Buying a home can be a challenging endeavor for anyone, especially with today’s high prices, lack of inventory, and elevated interest rates. On top of the usual homebuying challenges, newly divorced individuals often face additional obstacles that can make homeownership seem out of reach. However, with the right approach and a bit of planning, owning a home can still be an attainable goal for those who have recently split from their spouse. We spoke with Aradhana Aggarwal, a CPA based in Durham, North Carolina, about the realities of buying a home after a divorce and the strategies you can use to best position yourself for getting a mortgage.

Can divorce impact a person’s credit score and ability to purchase a home?

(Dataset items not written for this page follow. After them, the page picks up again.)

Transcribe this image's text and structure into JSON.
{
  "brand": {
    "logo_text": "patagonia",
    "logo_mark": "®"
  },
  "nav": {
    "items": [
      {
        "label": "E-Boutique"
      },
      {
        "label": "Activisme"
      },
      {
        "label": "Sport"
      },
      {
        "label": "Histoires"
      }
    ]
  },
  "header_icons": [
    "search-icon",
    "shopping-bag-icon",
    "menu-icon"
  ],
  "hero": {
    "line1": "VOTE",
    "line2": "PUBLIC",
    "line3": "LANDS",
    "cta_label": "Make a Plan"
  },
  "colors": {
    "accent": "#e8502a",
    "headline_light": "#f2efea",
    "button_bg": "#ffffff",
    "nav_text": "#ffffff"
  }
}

Divorce can definitely affect the credit and financial health of both parties – and in 99% of cases, they’re not going to be better off than they were before the divorce. They might have to pay divorce fees, they might have to pay the other party, and their credit and finances often drop as a result. If that happens, it can be very hard to buy a house, especially with the current market, inventory, and interest rates. Sometimes people need to wait a while to buy, and they might have to rent in the meantime. Renting can be a good option because even though the monthly rent might be close to what the mortgage payment would be, renters don’t have to worry about repair costs, real estate taxes, etc. It also gives them flexibility; if they need to move to a different town or state for any reason, they can do so with less hassle. 

People can also reach out to the Federal Housing Administration website to pursue a home purchase; their loans are more accessible, and the down payments and interest rates are typically a bit lower.

What mistakes should divorcees avoid when buying a house?

I see a lot of people who don’t change their spending habits after a divorce, even if their financial situation has worsened. They struggle to downsize because they’re used to a certain lifestyle. I think it’s really important for people to get some financial coaching so their spending can be monitored. If they can’t buy a house right away, they can create a plan to save for a down payment so they can purchase in the future.

Happy joyful young African woman showing keys at camera. Just moved homeowner
Buying a house is no small undertaking, and neither is compiling the mountain of paperwork necessary to complete the transaction. Knowing upfront what paperwork is needed to buy a house will make the process both speedier and less stressful. (Shutterstock / fizkes)

What documentation is needed to prove financial stability to lenders?

That’s a very good question because here’s something I see pretty often: People get divorced and take on side jobs to help pay the bills. Then they think that because they’re making good money, they can get a mortgage. But even if they make significant income by doing side hustles, a lender is going to want to see a history of steady income. So it’s not just a matter of getting a mortgage because you happen to be making good money at the moment. The lender will want to see two years of tax returns for a 1099 worker, along with bank statements, to substantiate their earnings. If a person is in a salaried position, they will also have to provide two years of W2s and tax returns.

What if someone has little or no credit?

I see this all the time. For example, I had a client who was a stay-at-home mom for 22 years and she really didn’t know anything about finances. When it was time for a divorce, she started learning new skills. She went to school and got her MBA, she took a finance course, and now she’s doing great. So learning new skills that can pay off in the long-term is highly beneficial, and a great way to become financially independent and gain an understanding of your financial situation.

In my experience, women are more likely to leave a marriage and not understand finances very well because their husband always took care of those things. This can leave them feeling very helpless and overwhelmed. A financial counselor can be really helpful in these situations because they can outline what a person’s financial priorities are and help ensure those priorities are met.

Some divorced people don’t even know what their tax returns look like. They may have filed jointly with their ex-spouse, but they were never actually part of the process and they have no access to their returns. It’s important that they educate themselves and gain access to their financial information. They can always go to irs.gov and access the information there. 

How does someone start budgeting to buy a home?

I suggest that people create a spreadsheet that shows their monthly income and their budget, so they have a visual of what money is coming in and going out. They should monitor each and every expense so they can see where their money goes and where they can cut back.

It’s also worth noting that people tend to get into trouble with credit cards because you don’t have to pay on them right away. Because of this, people tend to spend and spend on them, and they just get more and more in debt. I suggest people use debit cards instead of credit cards, that way they can’t spend more money than they have in the bank.